14  Graphics

flowchart LR
gg[ggplot2] --> ggp[ggplotly]
sh[Spike Histograms] --- sc[Scatterplots] --- dc[Dot Charts] --- eb[Extended<br>Box Plots]
sp[Frequency Scatterplots for Large Datasets]
sp --> gghex[ggplot2 Hexagonal Binning]
sp --> hs[Hmisc::ggfreqScatter]
md[Annotating Plots With<br>Labels and Units<br>From Metadata]

Cleveland’s The Elements of Graphing Data and Graphics in Scientific Publications are two of the best sources of how-to information on making scientific graphs. Much information may be found at hbiostat.org/bbr/descript.html and hbiostat.org/R/hreport especially these notes: hbiostat.org/doc/graphscourse.pdf. John Rauser has an exceptional video about principles of good graphics. Rafael Irizarry has an excellent chapter on graphics principles and recommendations. See datamethods.org/t/journal-graphics for graphical methods for journal articles.

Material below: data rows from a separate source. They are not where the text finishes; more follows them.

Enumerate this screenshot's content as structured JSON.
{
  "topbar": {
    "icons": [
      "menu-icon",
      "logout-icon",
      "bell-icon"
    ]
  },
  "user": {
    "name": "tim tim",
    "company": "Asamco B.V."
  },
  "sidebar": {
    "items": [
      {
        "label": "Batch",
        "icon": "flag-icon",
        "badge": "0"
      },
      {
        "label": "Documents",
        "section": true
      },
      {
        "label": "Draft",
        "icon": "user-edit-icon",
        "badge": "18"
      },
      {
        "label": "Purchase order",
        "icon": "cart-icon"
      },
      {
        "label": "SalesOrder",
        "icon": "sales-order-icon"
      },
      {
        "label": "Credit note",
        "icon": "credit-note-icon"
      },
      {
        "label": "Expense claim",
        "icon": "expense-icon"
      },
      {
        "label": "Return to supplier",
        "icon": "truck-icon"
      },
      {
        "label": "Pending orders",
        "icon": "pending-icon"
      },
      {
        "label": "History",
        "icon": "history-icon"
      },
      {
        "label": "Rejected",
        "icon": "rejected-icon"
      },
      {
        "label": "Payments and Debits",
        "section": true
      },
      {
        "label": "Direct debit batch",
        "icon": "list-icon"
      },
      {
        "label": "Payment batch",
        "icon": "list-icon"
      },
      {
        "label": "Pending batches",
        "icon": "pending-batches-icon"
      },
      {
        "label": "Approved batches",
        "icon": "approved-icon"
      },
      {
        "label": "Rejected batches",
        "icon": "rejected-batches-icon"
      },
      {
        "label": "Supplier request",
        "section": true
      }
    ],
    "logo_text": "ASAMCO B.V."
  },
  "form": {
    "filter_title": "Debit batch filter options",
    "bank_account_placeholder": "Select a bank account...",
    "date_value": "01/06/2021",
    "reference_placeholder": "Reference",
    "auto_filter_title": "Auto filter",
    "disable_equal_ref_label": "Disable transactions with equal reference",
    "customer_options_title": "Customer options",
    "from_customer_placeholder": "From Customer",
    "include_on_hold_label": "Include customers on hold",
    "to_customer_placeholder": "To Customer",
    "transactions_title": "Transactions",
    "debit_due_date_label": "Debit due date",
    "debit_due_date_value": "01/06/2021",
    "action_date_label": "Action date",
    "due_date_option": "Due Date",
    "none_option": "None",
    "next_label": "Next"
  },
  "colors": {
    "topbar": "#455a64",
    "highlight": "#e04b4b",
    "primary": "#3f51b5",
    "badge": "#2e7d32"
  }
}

Paul Murrell has an excellent summary of recommendations:

  • Display data values using position or length.
  • Use horizontal lengths in preference to vertical lengths.
  • Watch your data–ink ratio.
  • Think very carefully before using color to represent data values.
  • Do not use areas to represent data values.
  • Please do not use angles or slopes to represent data values. Please, please do not use volumes to represent data values.

On the fifth point above, avoid the use of bars when representing a single number. Bar widths contain no information and get in the way of important information. This is addressed below.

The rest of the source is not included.